In the loss to the Vikings, Jones looked like a quarterback who hadn’t played in a live game in nearly a month, his last preseason action. He completed 52.4% of his pass attempts, his receivers dropping five balls. He threw two interceptions, and likely because he was under pressure on 25% of his dropbacks, he seemed reluctant to uncork any deep balls, his average depth of target (ADOT) being 5.0.
Things got better in Week 2. Jones was under pressure on just 11.1% of his dropbacks, his completion percentage rose to 57.1%, and his overall ADOT to 10.3, as he recorded his first multi-touchdown passing game since Week 2 of the 2023 season.
Last week, in a win against the Cleveland Browns, Jones’s completion percentage rose to 70.6%, and he recorded his second straight multi-touchdown passing game. His pressure rate dropped to 10%, as did his overall ADOT (6.8%).
But where Jones seemed to take a step forward was in the face of pressure. In Week 1, Jones completed 33% of his pass attempts under pressure, his ADOT being 5.6 yards per attempt.
In Week 2, he completed 42.9% of his dropbacks under pressure, his ADOT at 8.4 yards per attempt.
And in Week 3, he completed 58.8% of his pass attempts in the face of pressure, his ADOT rising to 9.5 yards.
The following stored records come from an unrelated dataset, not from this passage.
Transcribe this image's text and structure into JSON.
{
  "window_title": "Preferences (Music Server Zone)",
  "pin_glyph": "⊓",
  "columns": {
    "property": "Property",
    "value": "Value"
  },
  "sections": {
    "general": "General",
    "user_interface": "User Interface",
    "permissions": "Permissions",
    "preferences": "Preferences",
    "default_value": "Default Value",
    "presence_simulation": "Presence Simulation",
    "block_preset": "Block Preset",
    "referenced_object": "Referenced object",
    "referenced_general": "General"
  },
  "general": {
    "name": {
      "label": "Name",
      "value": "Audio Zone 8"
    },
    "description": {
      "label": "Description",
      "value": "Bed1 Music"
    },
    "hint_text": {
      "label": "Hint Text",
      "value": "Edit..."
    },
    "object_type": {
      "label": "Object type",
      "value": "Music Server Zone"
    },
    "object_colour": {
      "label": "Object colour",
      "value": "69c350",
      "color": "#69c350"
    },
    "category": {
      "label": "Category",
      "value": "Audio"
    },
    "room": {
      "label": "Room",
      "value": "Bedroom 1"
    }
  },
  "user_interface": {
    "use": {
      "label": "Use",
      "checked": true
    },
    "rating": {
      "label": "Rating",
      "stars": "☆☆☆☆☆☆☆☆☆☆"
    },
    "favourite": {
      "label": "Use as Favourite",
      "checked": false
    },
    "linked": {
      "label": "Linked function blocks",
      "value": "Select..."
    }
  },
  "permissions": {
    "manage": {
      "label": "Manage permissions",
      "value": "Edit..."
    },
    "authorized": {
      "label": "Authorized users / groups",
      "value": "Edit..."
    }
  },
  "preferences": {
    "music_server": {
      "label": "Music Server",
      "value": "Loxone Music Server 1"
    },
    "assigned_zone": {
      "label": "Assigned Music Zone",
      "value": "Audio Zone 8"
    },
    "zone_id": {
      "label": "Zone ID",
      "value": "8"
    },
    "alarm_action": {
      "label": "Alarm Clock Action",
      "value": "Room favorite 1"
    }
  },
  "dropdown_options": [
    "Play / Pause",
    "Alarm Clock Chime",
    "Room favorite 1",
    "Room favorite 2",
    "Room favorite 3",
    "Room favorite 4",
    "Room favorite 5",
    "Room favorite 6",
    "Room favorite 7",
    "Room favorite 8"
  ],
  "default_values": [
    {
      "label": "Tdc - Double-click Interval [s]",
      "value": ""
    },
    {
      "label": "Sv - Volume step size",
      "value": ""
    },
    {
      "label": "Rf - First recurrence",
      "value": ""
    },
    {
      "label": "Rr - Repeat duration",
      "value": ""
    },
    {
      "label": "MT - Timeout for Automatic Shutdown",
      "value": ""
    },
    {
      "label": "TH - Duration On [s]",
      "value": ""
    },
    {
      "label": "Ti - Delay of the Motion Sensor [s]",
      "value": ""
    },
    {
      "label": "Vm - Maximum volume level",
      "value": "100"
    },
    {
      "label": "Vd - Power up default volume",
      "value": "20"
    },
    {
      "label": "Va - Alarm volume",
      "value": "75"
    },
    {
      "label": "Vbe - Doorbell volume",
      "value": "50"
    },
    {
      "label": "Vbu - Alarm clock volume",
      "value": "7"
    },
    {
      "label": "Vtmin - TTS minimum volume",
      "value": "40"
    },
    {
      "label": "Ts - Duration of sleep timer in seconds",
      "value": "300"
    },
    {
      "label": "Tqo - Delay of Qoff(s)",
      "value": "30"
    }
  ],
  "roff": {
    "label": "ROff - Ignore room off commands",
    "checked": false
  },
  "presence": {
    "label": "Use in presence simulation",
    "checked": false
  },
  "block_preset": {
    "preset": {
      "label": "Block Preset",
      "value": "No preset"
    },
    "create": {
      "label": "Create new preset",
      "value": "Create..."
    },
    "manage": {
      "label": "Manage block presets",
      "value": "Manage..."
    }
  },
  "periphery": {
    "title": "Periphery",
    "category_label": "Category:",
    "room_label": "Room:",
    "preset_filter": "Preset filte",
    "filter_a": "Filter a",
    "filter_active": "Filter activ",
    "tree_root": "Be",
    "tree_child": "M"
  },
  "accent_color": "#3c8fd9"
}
While the arrow is pointing up as far as Jones’s comeback from a forgettable, injury-filled 2023 season, Cruz was also quick to caution that it might be too soon to make a final judgment on Jones or the Giants.
“I like to look at it after four weeks of football after the first month because the preseason isn't a real indicator for me anymore because they don't play a lot of football,” he said.
“I think Daniel Jones can be the guy they can count on from a quarterback perspective for the Giants. I think we just gotta give him some more time this year to home in on his playmakers and make the big plays when we need him.”